5. The I.A may verify mobile assets on behalf of the E.A if the external auditor has not been
able to do so during his visits. In such cases the I.A needs to give the certificate of existence
of those assets to the E.A confirming that they have been verified as existing.
6. The I.A may prepare schedules of accounts to be used by the E.A for their review e.g. fixed
assets movement schedule, aged debtors analysis, tax payable, movement schedule etc.
7. The I.A will safeguard the company’s assets and ensure that the company maintains proper
books of accounts and this facilitates the work done by the external auditor.
8. The presence of the I.A may reduce chances of errors and frauds thereby reducing the
amount of work the external auditor has to do.
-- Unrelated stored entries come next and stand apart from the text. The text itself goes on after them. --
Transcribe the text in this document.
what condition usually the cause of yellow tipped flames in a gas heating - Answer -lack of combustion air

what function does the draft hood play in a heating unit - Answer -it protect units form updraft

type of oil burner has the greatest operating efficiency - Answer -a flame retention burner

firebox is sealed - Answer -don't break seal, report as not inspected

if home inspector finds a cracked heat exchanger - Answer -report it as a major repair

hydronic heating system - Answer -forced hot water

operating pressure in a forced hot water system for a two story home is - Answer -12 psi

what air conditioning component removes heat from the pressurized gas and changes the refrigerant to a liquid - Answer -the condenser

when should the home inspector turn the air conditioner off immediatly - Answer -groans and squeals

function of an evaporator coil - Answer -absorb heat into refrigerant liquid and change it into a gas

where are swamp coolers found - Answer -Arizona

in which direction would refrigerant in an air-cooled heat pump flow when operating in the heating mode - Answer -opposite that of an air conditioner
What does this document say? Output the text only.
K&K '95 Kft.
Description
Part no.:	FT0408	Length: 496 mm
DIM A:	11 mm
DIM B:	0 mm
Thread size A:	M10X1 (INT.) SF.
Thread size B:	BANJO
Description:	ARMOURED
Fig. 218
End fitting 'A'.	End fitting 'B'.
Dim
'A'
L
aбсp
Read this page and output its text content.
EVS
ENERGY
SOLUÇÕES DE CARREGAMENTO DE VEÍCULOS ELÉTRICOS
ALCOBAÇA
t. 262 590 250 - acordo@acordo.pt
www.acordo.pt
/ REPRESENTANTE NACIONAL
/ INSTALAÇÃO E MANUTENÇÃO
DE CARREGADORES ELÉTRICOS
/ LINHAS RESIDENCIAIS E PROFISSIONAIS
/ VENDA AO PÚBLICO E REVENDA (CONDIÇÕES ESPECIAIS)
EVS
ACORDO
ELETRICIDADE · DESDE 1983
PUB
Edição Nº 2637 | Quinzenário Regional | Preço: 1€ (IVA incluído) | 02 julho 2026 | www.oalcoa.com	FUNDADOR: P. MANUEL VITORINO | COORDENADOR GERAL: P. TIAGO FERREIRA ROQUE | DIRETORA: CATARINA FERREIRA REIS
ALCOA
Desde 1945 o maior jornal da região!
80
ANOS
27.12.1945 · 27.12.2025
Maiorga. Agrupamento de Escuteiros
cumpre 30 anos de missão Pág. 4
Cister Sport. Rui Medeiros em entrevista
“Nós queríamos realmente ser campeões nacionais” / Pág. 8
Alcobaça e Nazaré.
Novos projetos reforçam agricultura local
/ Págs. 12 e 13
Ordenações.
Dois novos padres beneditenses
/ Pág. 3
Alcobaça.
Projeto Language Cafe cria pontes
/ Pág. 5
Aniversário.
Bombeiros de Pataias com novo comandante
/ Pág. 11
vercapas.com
USING THE WORK OF AN EXPERT : ISA 620


An expert per ISA 620 is a person or firm possessing special skills, knowledge and experience in
a particular field other than accounting and auditing.
The expert may be engaged by the entity or the Auditor. He may also be employed by the client
or the auditor.
When using the work performed by an expert, the auditor should obtain sufficient appropriate
audit evidence that such work is adequate for the purpose of the audit.
Determining the need to use an expert
There are times the auditor may need independent audit evidence in the following parts, opinions
valuations,……….of an expert. Such as:
1. Valuation of certain types of assets e.g. land and buildings, plant and machinery,
precious stones etc.
2. Determining of quantities or physical condition of assets e.g. underground
minerals and petroleum reserves.
3. Measurement of work completed and to be completed on contracts in progress.
4. Legal opinions concerning the interpretations of agreements, statutes and
regulations.
When determining the need to use the work of an expert the auditor should consider;
1. The expert’s knowledge and previous experience of the matter being considered.
2. The materiality of the financial statement item being considered.
3. The risk of material misstatement based on the nature, and complexity and
materiality of the matter being considered.
4. The quantity and quality of other audit evidence expected to be obtained.
Competence and objectivity of the Expert
When planning to use the work of an expert the auditor should assess the professional
competence of the expert. The auditor should consider the following:
1. Professional qualification and license to practice
2. Experience and reputation in the field in which the auditor is seeking audit
evidence.
3. The experts independence (this reduces when he is employed or related with the
client).
Scope of the experts work
The auditor should obtain sufficient appropriate audit evidence that the scope of the experts work
is adequate for the purpose of the audit. The client should have written instructions to the expert
which should cover the following issues:
1 The objective and scope of the experts work.
2. A general outline of the specific matters the auditor expects the expert’s report to
cover.
3. The intended use by the auditor of the experts work.
4. The extent of the expert’s access to appropriate records and files.
5. Clarification of the expert’s relationship with the client.
6. Confidentiality of the entity’s information.
7. Information on the assumptions and methods intended to be used by the expert
and their consistency with those used in prior periods.
Assessing the work of an expert
The auditor should assess the appropriateness of the experts work as audit evidence regarding the
financial statements assertion being considered. Factors to consider include:
1. Source of data used, Auditor should establish if source data is sufficient,
relevant and reliable. He should also test and review the data used.
2. Assumptions and methods used. The appropriateness of assumptions and
methods used and their applications are the responsibility of the expert. The
auditor will however need to gain an understanding of the assumptions and
methods used and to consider whether they are appropriate and reasonable,
based on the auditors knowledge of the business and the results of other audit
procedures.
3. Results of the experts work. If the results of the experts work are not consistent
other audit evidence, the auditor should resolve the conflict . This may involve:
discussions with the entity and the expert applying additional audit procedures,
including possibility of engaging another expert or modifying the auditors
report.
Communicating with the expert
When communicating with the expert the auditor should include the following in his
communication to the expert:
1. Objectives and scope of the work.
2. Outline of items the auditor expects to be covered in the report.
3. Intended use by the auditor and disclosure to third parties as to experts identity
and extent of involvement.
4. Access of records and files by the expert.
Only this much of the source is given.